Background: Epilepsy is a serious and common neurological disorder threatening the
health of humans. Despite enormous progress in epileptic research, the anti-epileptic drugs present
many limitations. These limitations prompted the development of more safer and effective AEDs.
Methods: A series of N-substituted (Z)-5-(benzo[d][1,3]dioxol-5-ylmethylene)- 2-thioxothiazolidin-4-
one derivatives and 5-substituted-thioxothiazolidindione derivatives were designed, synthesized and
tested for anticonvulsant activity against maximal electroshock (MES) and subcutaneous pentylenetetrazole
(scPTZ). Neurotoxicity was determined by the rotarod test.

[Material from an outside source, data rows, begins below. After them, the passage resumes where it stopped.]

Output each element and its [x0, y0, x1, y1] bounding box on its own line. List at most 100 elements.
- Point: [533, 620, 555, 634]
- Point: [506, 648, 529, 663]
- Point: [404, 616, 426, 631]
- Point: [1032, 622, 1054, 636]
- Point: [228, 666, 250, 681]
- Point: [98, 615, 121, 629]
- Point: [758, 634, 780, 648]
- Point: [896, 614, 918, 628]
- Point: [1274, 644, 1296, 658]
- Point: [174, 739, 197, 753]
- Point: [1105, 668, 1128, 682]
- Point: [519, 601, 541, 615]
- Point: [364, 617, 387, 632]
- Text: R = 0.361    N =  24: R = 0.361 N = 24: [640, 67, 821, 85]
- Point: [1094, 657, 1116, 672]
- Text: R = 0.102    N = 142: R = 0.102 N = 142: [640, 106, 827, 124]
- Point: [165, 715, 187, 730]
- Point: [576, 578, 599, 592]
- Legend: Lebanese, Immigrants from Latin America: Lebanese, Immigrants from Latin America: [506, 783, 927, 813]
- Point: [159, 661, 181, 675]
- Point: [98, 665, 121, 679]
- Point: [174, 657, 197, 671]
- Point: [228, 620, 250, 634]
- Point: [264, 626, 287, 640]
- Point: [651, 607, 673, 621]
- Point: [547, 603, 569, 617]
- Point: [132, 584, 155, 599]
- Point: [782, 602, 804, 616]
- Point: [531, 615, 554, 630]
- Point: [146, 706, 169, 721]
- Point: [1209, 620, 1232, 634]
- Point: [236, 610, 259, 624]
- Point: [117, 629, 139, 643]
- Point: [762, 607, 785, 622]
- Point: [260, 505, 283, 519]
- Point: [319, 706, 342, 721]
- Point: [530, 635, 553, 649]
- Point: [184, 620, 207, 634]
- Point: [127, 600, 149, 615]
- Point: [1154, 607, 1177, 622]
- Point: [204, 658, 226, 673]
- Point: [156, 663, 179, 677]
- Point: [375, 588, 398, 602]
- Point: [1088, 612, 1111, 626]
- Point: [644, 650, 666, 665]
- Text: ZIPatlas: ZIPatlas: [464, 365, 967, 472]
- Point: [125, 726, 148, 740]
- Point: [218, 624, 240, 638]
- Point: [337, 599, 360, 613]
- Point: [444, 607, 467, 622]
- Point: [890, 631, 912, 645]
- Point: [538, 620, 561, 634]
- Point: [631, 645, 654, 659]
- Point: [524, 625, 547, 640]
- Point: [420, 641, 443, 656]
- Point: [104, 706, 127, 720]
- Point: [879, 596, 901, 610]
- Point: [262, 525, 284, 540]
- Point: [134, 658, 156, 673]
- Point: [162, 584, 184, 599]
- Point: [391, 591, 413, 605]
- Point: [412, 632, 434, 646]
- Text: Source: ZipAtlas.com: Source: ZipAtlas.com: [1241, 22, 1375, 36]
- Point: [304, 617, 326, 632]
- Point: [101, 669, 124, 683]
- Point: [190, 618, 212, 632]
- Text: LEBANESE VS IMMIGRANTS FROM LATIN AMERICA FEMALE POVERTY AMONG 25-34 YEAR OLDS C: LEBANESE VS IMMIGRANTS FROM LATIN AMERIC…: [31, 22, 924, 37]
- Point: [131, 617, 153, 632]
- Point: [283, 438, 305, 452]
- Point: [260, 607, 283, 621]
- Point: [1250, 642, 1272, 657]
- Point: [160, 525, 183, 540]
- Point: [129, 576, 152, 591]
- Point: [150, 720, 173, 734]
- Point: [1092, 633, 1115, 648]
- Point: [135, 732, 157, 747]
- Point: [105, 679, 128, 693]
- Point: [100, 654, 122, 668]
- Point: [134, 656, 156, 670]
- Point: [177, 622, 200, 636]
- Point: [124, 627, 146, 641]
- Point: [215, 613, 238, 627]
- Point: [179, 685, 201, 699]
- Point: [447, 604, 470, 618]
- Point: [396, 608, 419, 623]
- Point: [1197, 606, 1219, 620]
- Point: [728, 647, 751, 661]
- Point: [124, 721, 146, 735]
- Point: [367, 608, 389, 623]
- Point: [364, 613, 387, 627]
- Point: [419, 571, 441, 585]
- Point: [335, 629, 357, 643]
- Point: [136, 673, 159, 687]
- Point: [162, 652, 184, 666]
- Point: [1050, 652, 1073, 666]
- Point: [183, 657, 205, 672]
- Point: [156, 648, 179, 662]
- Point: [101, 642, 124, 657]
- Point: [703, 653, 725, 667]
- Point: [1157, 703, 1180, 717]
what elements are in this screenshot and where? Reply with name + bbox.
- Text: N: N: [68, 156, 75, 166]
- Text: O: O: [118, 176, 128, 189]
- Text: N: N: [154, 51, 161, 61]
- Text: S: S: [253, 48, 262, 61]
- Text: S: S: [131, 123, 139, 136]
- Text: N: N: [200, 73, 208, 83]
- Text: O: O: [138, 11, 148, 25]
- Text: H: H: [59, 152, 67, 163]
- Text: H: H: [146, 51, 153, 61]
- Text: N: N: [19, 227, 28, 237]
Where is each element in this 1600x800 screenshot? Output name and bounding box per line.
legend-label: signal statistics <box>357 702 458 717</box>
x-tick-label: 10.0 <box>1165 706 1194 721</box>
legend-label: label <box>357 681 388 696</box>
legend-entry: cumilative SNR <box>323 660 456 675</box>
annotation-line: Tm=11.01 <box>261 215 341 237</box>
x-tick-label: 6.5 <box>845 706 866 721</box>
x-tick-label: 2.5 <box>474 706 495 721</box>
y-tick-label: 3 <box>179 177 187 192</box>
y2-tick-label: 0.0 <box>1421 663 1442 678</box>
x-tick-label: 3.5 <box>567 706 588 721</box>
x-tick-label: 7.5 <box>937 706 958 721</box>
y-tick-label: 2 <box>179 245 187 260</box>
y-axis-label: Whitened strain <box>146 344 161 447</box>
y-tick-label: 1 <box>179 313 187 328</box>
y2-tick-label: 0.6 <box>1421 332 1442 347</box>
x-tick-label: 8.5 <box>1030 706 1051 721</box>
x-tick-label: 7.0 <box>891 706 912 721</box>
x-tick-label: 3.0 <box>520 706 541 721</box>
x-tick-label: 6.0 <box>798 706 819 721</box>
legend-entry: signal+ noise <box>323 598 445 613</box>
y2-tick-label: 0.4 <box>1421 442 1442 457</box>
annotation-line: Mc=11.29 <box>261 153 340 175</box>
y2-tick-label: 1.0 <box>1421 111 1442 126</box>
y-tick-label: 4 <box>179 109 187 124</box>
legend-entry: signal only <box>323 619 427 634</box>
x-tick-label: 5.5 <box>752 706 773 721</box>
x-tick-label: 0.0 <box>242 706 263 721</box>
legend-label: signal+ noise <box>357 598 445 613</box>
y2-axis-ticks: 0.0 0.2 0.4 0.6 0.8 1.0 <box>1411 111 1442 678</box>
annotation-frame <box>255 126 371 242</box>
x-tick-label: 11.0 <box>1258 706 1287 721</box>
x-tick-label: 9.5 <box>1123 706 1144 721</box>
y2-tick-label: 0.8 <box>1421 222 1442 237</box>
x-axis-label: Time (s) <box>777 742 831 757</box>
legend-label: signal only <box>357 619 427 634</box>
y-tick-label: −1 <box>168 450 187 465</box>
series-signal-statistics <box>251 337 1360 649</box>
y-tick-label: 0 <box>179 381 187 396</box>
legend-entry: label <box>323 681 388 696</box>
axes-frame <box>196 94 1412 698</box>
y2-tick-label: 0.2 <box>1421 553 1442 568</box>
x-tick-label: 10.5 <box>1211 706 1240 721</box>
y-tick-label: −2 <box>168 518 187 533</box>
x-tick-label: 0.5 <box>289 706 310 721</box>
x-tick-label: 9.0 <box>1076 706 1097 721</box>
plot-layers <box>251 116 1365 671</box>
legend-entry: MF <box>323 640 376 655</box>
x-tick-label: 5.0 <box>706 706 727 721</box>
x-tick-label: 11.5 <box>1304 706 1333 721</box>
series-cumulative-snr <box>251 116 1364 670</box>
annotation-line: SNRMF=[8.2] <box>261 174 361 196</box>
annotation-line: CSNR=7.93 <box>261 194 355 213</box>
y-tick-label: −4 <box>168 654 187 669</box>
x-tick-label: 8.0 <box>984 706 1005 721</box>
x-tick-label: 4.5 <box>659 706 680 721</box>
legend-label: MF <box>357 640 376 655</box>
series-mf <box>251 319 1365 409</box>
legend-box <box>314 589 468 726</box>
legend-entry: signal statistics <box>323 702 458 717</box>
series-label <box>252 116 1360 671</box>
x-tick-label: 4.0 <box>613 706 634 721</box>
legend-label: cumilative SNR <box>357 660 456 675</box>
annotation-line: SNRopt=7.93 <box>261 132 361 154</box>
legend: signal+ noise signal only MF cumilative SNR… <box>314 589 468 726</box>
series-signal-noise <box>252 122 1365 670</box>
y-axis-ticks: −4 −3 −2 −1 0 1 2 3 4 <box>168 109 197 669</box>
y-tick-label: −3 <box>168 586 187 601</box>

Results: Among them, the most potent 4e displayed high protection against MES-induced seizures
with an ED50 value of 9.7 mg/kg and TD50 value of 263.3 mg/kg, which provided 4e with a high protective
index (TD50/ED50) of 27.1 comparable to reference antiepileptic drugs. 4e clearly inhibits the
NaV1.1 channel in vitro. The molecular docking study was conducted to exploit the results.
Conclusion: Stiripentol is a good lead compound for further structural modification. Compound 4e
was synthesized, which displayed remarkable anticonvulsant activities, and the NaV1.1 channel inhibition
was involved in the mechanism of action of 4e.